Sacred Intersections
Dear Friend,
Prayer of all kinds has filled our Mission church for over two hundred years - lament, plea, thanksgiving, silent adoration. This is the work of a priestly people communing with God, shaping invisible dimensions of a shared habitat of faith, which – let’s be honest – has also included what seems like faith’s opposite: despair, doubt, paralysis. We’re at an intersection of so many conflicting lines. At funerals all this is more real. The threshold between the known and the unknown is right in front of us.

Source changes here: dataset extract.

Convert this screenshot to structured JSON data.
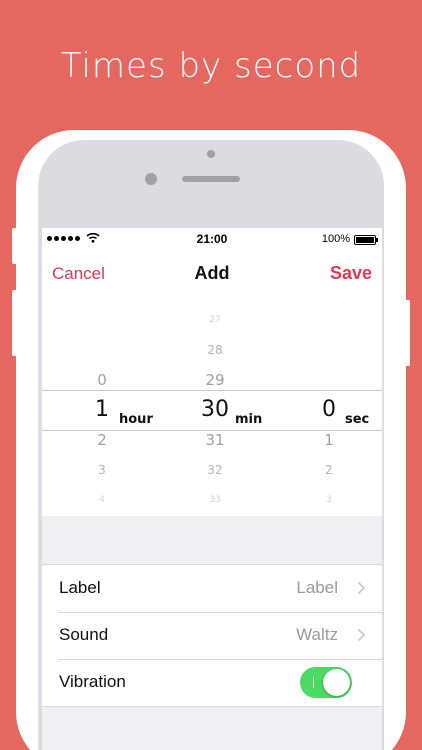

This week two funerals stand out for me, one for David Mendoza, celebrated last Monday, and the other, still in preparation as I write this, for Lorenzo Capovilla. David was a man “larger than life,” and his death at age 49 was a stunning and tragic loss. Lorenzo, by contrast, could not have been more reserved, and his death too came suddenly - and too soon - at age 76. Their obituaries paint such contrasting portraits, but for those grieving them – especially for the women who with the greatest of care prepared their memorials – the words of W.S. Merwin, which introduce David’s tribute in the Independent, surely apply to both: “Your absence has gone through me / Like thread through a needle / Everything I do is stitched with its color.”
It so happens that the readings proclaimed this weekend will highlight three significant stitches of sacred history, that is, sacred intersections where the present and the absent, the known and the unknown converge: the night of the Passover; Abraham’s obedient “going out”; the “coming” of the Son of Man. These are features of a sacred journey which is also an architecture visible only to those who trust. Together we move forward “not knowing” to “the city with foundations whose architect and maker is God.”